Por Sacha Aguiar Ventura* / Imagem: Fábio Vieira

E tomo por direto assim o fazer. Você não sabe o por quê? Vou tentar te explicar. Se imagine aí você, desde a infância, ser preterida em casa, na escola, com as outras crianças. Imaginou? Agora imagina uma adolescência de novos preterimentos, nenhuma referência nas mídias, nenhuma referência nas artes, nenhuma referência amorosa, nenhum modelo de cabelo, nenhum modelo de nariz, nenhum modelo de roupa. Conseguiu? Agora partamos para a idade adulta, você carrega todos estes traumas, não conseguiu ser aceita quando criança, não se achou quando adolescente e agora você precisa decidir quem você quer ser, como pessoa e como profissional.

Me diga aí, quem você escolheria? Se você, como mulher negra, não se achou dentro de nenhum padrão, em nenhum círculo social em que andou até hoje, quem você escolheria ser e onde você almejaria chegar? Escolheu? Não?! Desafiador, diriam os profissionais de relações humanas. Mas eu te digo mais, enlouquecedor. Digamos que você queira mudar esta realidade, então. Talvez você escolhesse ocupar os espaços onde no passado, não conseguiu se enxergar e queira se tornar um modelo pras próximas gerações. Nossa, mais desafiador ainda! Imagine você, mulher negra, sair de um papel de apagamento, para um papel de protagonismo?

Devagar, vamos por partes, então. Você decidiu que vai ocupar um espaço de visibilidade, alçar voos não antes alcançados, vamos agora para a universidade pública, utilizar um espaço reservado para os negros como parte de um sistema de reparação à dívida histórica que perdura há mais de 400 anos, você entrou para um curso com vagas concorridas, considerado de elite acadêmica, através do sistema de cotas. Uau, meus parabéns! Agora todos estão muito orgulhosos de você e você realmente sente como se pudesse alcançar qualquer altura neste voo. Até o primeiro dia de aula.

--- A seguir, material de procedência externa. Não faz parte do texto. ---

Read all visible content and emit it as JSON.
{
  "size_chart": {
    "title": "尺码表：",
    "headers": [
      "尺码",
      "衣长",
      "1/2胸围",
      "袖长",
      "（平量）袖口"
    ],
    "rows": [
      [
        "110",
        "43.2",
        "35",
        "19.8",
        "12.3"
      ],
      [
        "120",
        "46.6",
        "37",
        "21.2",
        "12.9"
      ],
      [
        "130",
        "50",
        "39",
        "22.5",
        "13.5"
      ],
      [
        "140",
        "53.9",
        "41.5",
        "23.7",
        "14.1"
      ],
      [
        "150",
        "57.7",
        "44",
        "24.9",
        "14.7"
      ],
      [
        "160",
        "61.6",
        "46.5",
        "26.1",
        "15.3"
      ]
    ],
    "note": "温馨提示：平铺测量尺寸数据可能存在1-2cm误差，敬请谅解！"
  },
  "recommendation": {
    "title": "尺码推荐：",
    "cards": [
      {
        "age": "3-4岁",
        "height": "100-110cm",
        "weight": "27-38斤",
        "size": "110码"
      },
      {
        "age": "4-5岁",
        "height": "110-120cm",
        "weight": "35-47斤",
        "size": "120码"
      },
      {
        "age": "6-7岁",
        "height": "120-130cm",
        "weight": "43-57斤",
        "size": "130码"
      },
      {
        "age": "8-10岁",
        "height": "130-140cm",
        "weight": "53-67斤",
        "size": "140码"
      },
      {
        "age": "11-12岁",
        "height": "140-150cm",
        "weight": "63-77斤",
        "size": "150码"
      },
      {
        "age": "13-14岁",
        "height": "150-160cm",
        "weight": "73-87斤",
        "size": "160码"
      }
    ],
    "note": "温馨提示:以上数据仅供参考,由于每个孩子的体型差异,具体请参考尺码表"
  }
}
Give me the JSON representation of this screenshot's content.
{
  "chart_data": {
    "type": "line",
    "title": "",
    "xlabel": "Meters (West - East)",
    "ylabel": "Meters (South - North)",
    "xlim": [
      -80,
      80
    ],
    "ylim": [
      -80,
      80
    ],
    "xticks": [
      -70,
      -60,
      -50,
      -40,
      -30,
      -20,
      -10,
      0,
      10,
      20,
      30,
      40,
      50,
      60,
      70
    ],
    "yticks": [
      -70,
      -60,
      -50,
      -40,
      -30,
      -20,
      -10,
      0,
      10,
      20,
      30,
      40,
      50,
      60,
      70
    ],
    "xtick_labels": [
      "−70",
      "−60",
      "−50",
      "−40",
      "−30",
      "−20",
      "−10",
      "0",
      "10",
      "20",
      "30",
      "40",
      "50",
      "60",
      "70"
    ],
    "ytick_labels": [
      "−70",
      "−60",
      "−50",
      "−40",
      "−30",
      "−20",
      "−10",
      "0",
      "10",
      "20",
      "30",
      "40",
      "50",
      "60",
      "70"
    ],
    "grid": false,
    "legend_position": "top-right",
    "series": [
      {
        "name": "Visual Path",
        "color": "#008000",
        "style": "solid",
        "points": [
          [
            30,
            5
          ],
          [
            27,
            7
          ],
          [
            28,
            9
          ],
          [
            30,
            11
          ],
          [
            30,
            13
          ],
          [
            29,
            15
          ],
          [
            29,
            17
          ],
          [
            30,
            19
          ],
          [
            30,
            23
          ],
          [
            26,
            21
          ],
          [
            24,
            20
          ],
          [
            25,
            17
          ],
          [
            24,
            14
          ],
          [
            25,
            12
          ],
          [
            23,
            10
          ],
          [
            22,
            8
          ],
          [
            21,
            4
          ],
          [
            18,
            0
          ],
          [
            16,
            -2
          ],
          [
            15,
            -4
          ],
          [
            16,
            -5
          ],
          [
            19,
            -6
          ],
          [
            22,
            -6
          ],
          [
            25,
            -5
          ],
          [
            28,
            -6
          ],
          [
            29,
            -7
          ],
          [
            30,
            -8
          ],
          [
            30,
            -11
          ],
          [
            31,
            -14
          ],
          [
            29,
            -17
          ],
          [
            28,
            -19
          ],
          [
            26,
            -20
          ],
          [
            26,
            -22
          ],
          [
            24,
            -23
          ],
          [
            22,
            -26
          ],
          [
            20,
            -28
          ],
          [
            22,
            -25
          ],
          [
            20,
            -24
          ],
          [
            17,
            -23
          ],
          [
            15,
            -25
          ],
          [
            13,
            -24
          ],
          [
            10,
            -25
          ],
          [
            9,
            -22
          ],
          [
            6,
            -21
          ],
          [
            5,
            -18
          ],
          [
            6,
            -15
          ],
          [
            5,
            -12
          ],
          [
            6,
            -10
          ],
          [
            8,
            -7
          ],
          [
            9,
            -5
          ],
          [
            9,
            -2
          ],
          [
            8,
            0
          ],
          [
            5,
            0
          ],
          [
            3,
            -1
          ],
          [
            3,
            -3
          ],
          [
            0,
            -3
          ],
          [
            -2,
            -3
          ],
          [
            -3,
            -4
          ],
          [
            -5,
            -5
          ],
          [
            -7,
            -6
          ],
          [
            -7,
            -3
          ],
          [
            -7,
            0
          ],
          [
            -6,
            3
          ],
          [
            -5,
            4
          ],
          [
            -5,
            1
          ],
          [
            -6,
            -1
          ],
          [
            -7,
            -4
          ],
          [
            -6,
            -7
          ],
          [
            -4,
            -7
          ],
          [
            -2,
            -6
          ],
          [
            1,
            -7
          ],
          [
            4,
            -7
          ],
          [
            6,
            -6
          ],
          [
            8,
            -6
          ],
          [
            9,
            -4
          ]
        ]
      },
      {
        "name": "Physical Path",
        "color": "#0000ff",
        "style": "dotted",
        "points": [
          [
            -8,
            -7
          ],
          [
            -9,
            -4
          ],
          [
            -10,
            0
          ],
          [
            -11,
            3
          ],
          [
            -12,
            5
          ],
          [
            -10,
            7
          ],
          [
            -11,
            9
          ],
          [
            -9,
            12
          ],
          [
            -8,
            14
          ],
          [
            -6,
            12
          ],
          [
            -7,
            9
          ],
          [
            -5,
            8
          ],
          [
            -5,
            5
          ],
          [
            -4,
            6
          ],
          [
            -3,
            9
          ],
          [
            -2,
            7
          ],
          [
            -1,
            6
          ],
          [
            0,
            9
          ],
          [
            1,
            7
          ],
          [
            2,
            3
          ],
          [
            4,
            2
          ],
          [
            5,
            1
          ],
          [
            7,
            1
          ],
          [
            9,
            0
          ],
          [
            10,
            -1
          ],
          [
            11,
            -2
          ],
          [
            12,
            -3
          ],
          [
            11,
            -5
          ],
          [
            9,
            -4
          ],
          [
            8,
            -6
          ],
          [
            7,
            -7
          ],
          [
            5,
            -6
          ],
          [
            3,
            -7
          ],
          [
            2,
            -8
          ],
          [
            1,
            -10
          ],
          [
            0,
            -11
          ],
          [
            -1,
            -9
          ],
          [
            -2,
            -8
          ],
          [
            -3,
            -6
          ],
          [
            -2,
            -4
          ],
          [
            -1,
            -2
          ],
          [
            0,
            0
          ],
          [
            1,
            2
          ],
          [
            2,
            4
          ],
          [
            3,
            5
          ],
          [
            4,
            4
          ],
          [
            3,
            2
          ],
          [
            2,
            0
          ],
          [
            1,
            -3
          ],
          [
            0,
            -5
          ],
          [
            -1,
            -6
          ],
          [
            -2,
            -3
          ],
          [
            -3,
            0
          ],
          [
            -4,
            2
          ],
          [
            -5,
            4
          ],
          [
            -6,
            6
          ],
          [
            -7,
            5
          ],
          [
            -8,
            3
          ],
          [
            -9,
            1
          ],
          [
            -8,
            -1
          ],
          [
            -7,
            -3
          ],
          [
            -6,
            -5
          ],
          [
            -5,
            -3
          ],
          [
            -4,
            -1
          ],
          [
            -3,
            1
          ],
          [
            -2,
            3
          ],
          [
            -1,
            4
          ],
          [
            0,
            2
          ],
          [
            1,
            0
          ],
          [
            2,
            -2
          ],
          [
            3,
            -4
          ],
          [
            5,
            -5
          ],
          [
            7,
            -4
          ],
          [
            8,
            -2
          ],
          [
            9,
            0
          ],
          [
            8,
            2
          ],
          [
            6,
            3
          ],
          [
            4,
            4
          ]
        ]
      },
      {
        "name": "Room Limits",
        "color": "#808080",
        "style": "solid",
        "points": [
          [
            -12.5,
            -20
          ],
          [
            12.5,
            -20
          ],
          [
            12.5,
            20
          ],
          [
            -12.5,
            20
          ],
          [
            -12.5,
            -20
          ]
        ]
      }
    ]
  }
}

Os otimistas pensariam agora “Nossa, você precisa mudar este mindset!”. Será? Voltemos a nossa imaginação, o primeiro dia de aula. Você chega na universidade, cheia de expectativas e entra na sala de aula, quem serão seus colegas de classe pelos próximos quatro anos ou mais? Respondo-te, mais pessoas brancas. Sim, elas mesmas. Aquelas em quem você foi comparada e se comparou por todos estes anos. Tudo bem, tudo isto faz parte dos seus planos de ocupar espaços, sigamos. No decorrer destes quatro anos você é observada, sempre muito observada, mas não como protagonista, e sim como objeto de estudo. Você olha ao redor e só enxerga aquele tipo de olhar julgador e questionador que te perseguiu a vida toda, eu o chamo de olhar ‘quem te deixou entrar aqui?’. O.k., é só uma fase, o futuro te aguarda com coisas maiores e melhores.

Parabéns mulher negra, você conseguiu se formar com honrarias (apesar dos pesares), o próximo passo é o mercado de trabalho! Como você se sentiria?! Eu estaria ansiosa por iniciar esta fase, por construir uma carreira, por construir um nome, por ser independente! É hora de participar de processos seletivos e, óbvio, você buscou grandes empresas, seus planos de voo são grandes, não caberiam em uma empresa pequena. A distribuição de currículos correu bem e você já tem entrevistas marcadas, cabeça erguida e coluna ereta, você está preparada pra o que vier!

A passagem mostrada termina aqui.